Le badanti di Silvio

29.06.2016 18:52

Agamennone è ancora vivo. Anche perché ad aprirgli il petto non è stata la malvagia Clitennestra ma un cardiochirurgo del San Raffaele. E poi il lutto non si addice alla primogenita Elettra, se Elettra si chiama Marina Berlusconi e il suo obiettivo non è eliminare una madre infedele e assassina ma un intero gineceo che ha rischiato di condurre il padre alla tomba, sottoponendolo a sforzi eccessivi.

Dopo l'investitura alla Mondadori, finora onorata con grande capacità e ottimi risultati, si direbbe che la primogenita di Silvio stia accelerando i tempi per prendersi anche quella politica che già da qualche anno le è stata promessa dal padre. Tra i cinque figli lei è la prescelta, la più adatta a ereditare la signoria politica chiamata Forza Italia, fondata da Silvio più di vent’anni fa come partito-azienda o come azienda-partito, l'osmosi fra le due sfere era talmente reciproca che non si è mai capito bene se è nata prima Mediaset o Forza Italia così come ci si domanda se è nato prima l'uovo o la gallina.

Se e quando (il se sta sfumando rapidamente nel quando) Marina prenderà ufficialmente le redini del partito paterno, al suo vertice si realizzerà la fusione di maschile e femminile, oggi ancora rappresentati separatamente dal leader e dal suo discusso cerchio rosa. Non ci sarà più bisogno di un capo circondato da donne, perché donna e capo saranno riunite nella stessa persona, una donna con la faccia uguale a quella del capo e qualità imprenditoriali quasi come le sue. E dico quasi solo perché le doti necessarie a fondare un impero non sono le stesse che servono a conservarlo. Ecco perché Marina comincia a prepararsi il terreno spazzando via il triumvirato femminile che nei fatti reggeva Forza Italia e ora rappresenta la squadra di badanti di Silvio: la senatrice Mariarosaria Rossi, Deborah Bergamini e la meno nota Alessia Ardesi, l’addetta stampa di Francesca Pascale, l'Isabelita Peròn del Vesuvio.

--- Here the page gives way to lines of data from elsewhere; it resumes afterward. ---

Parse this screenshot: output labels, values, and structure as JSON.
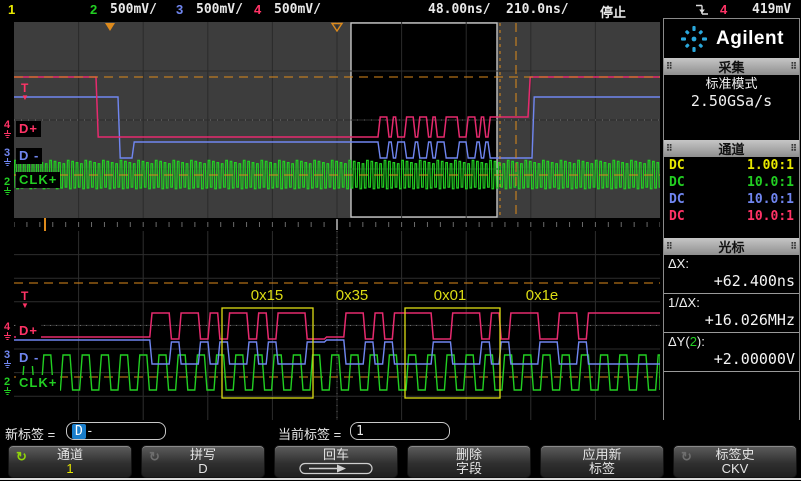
{
  "colors": {
    "ch1": "#e8e800",
    "ch2": "#22cf22",
    "ch3": "#7086f0",
    "ch4": "#ff3366",
    "trace_dplus": "#e62a6e",
    "cursor_orange": "#dd8a1c",
    "annotation_yellow": "#dcdc14",
    "logo_blue": "#2aa8dc",
    "selection_blue": "#1a7ecb",
    "softkey_green": "#8fd40a",
    "window_outer_bg": "#3d3d3d"
  },
  "status_bar": {
    "ch1_num": "1",
    "ch2_num": "2",
    "ch2_scale": "500mV/",
    "ch3_num": "3",
    "ch3_scale": "500mV/",
    "ch4_num": "4",
    "ch4_scale": "500mV/",
    "timebase_zoom": "48.00ns/",
    "timebase_main": "210.0ns/",
    "run_state": "停止",
    "trigger_icon": "falling-edge",
    "trigger_source": "4",
    "trigger_level": "419mV"
  },
  "scope": {
    "trace_labels": {
      "dplus": "D+",
      "dminus": "D -",
      "clk": "CLK+"
    },
    "annotations": [
      "0x15",
      "0x35",
      "0x01",
      "0x1e"
    ],
    "trigger_marker": "T",
    "trigger_marker_arrow": "▼",
    "channel_numbers": [
      "4",
      "3",
      "2"
    ]
  },
  "right_panel": {
    "brand": "Agilent",
    "acquisition": {
      "title": "采集",
      "mode": "标准模式",
      "sample_rate": "2.50GSa/s"
    },
    "channels": {
      "title": "通道",
      "rows": [
        {
          "coupling": "DC",
          "probe": "1.00:1"
        },
        {
          "coupling": "DC",
          "probe": "10.0:1"
        },
        {
          "coupling": "DC",
          "probe": "10.0:1"
        },
        {
          "coupling": "DC",
          "probe": "10.0:1"
        }
      ]
    },
    "cursors": {
      "title": "光标",
      "dx_label": "ΔX:",
      "dx_value": "+62.400ns",
      "inv_label": "1/ΔX:",
      "inv_value": "+16.026MHz",
      "dy_prefix": "ΔY(",
      "dy_channel": "2",
      "dy_suffix": "):",
      "dy_value": "+2.00000V"
    }
  },
  "label_bar": {
    "new_label_prefix": "新标签 =",
    "new_label_selected": "D",
    "new_label_rest": "-",
    "current_label_prefix": "当前标签 =",
    "current_label_value": "1"
  },
  "softkeys": [
    {
      "line1": "通道",
      "line2": "1",
      "icon": "cycle"
    },
    {
      "line1": "拼写",
      "line2": "D",
      "icon": "cycle-dim"
    },
    {
      "line1": "回车",
      "line2": "",
      "icon": "enter-arrow"
    },
    {
      "line1": "删除",
      "line2": "字段",
      "icon": ""
    },
    {
      "line1": "应用新",
      "line2": "标签",
      "icon": ""
    },
    {
      "line1": "标签史",
      "line2": "CKV",
      "icon": "cycle-dim"
    }
  ]
}
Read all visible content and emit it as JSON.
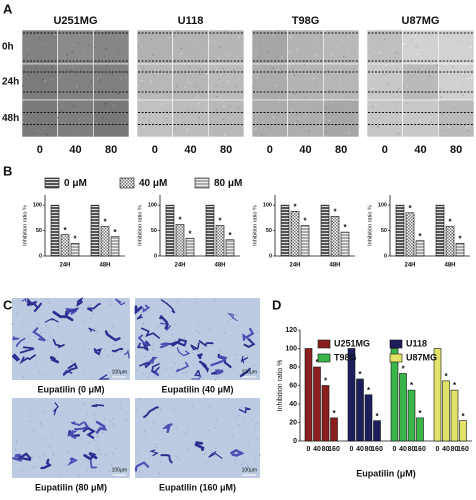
{
  "panel_labels": [
    "A",
    "B",
    "C",
    "D"
  ],
  "panel_a": {
    "cell_lines": [
      "U251MG",
      "U118",
      "T98G",
      "U87MG"
    ],
    "rows": [
      "0h",
      "24h",
      "48h"
    ],
    "doses": [
      "0",
      "40",
      "80"
    ]
  },
  "panel_c": {
    "captions": [
      "Eupatilin (0 μM)",
      "Eupatilin (40 μM)",
      "Eupatilin (80 μM)",
      "Eupatilin (160 μM)"
    ],
    "scale_label": "100μm"
  },
  "chart_data": [
    {
      "type": "bar",
      "ylabel": "Inhibition ratio %",
      "categories": [
        "24H",
        "48H"
      ],
      "ylim": [
        0,
        120
      ],
      "yticks": [
        0,
        50,
        100
      ],
      "significance": "*",
      "series": [
        {
          "name": "0 μM",
          "color": "#555555",
          "values": [
            100,
            100
          ]
        },
        {
          "name": "40 μM",
          "color": "#777777",
          "values": [
            42,
            58
          ]
        },
        {
          "name": "80 μM",
          "color": "#aaaaaa",
          "values": [
            25,
            38
          ]
        }
      ]
    },
    {
      "type": "bar",
      "ylabel": "Inhibition ratio %",
      "categories": [
        "24H",
        "48H"
      ],
      "ylim": [
        0,
        120
      ],
      "yticks": [
        0,
        50,
        100
      ],
      "significance": "*",
      "series": [
        {
          "color": "#555555",
          "values": [
            100,
            100
          ]
        },
        {
          "color": "#777777",
          "values": [
            62,
            60
          ]
        },
        {
          "color": "#aaaaaa",
          "values": [
            35,
            32
          ]
        }
      ]
    },
    {
      "type": "bar",
      "ylabel": "Inhibition ratio %",
      "categories": [
        "24H",
        "48H"
      ],
      "ylim": [
        0,
        120
      ],
      "yticks": [
        0,
        50,
        100
      ],
      "significance": "*",
      "series": [
        {
          "color": "#555555",
          "values": [
            100,
            100
          ]
        },
        {
          "color": "#777777",
          "values": [
            88,
            78
          ]
        },
        {
          "color": "#aaaaaa",
          "values": [
            60,
            47
          ]
        }
      ]
    },
    {
      "type": "bar",
      "ylabel": "Inhibition ratio %",
      "categories": [
        "24H",
        "48H"
      ],
      "ylim": [
        0,
        120
      ],
      "yticks": [
        0,
        50,
        100
      ],
      "significance": "*",
      "series": [
        {
          "color": "#555555",
          "values": [
            100,
            100
          ]
        },
        {
          "color": "#777777",
          "values": [
            85,
            58
          ]
        },
        {
          "color": "#aaaaaa",
          "values": [
            30,
            25
          ]
        }
      ]
    },
    {
      "type": "grouped_bar",
      "ylabel": "Inhibition ratio %",
      "xlabel": "Eupatilin (μM)",
      "categories": [
        "0",
        "40",
        "80",
        "160"
      ],
      "ylim": [
        0,
        120
      ],
      "yticks": [
        0,
        20,
        40,
        60,
        80,
        100,
        120
      ],
      "significance": "*",
      "series": [
        {
          "name": "U251MG",
          "color": "#8b1e1e",
          "values": [
            100,
            80,
            60,
            25
          ]
        },
        {
          "name": "U118",
          "color": "#1c1f5c",
          "values": [
            100,
            67,
            50,
            22
          ]
        },
        {
          "name": "T98G",
          "color": "#39b54a",
          "values": [
            100,
            73,
            55,
            25
          ]
        },
        {
          "name": "U87MG",
          "color": "#e3e36a",
          "values": [
            100,
            65,
            55,
            22
          ]
        }
      ]
    }
  ]
}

Ma nessuna figlia con la testa sulle spalle lascerebbe il proprio anziano padre in mano a tre badanti bionde, taglia 40 e tacco 12, dotate di un certo caratterino e per di più amiche per la pelle della fidanzatina di papà. Ed ecco che nel più puro stile del potere femminile tradizionale, Marina fa fuori lo stato maggiore di Forza Italia con l'aria della figliola attenta e premurosa che licenzia le irresponsabili badanti perché invece di portare papà al parco, dargli il brodino e metterlo a letto, lo hanno iscritto alla maratona di New York. Ma tanta premura potrebbe tradursi nel più classico degli autogol. In quel meraviglioso romanzo scritto più di un secolo e mezzo fa, intitolato La fiera della vanità, troviamo proprio un episodio simile: c'è la vecchia zia Matilde, ricchissima e libertina, ora fiaccata dalla malattia, al cui capezzale sta una giovane e bella badante che le allunga i cicchetti e le legge romanzi sexy. Preoccupata di perdere l'eredità, le piomba in casa una nipote arcigna che caccia via la ragazza e gestisce la malata con pugno di ferro, orari rigidi e dieta calibrata. La zia regge un mese, poi dà fuori di matto, sbatte fuori la nipote e si riprende le sue libertà e i suoi vizi.

Strappato dalle braccia di Mariarosaria, Deborah e Alessia e affidato a seriosi uomini-azienda scelti da Marina, che sono Gianni Letta e Niccolò Ghedini, Silvio potrebbe imitare zia Matilde, ovvero rompersi i coglioni e mandare tutti a quel paese. Dopo tanti milioni spesi per non andare in galera, proprio il sangue del suo sangue dovrebbe farlo vivere da prigioniero? Ma non diciamo stronzate. Al diavolo i brodini, gli orari rigidi e le badanti che assomigliano a Rosy Bindi. Se Marina calca troppo la mano, la prossima cosa che vedremo su quel balcone del San Raffaele non sarà Francesca che piange ma Silvio che evade calandosi con le lenzuola.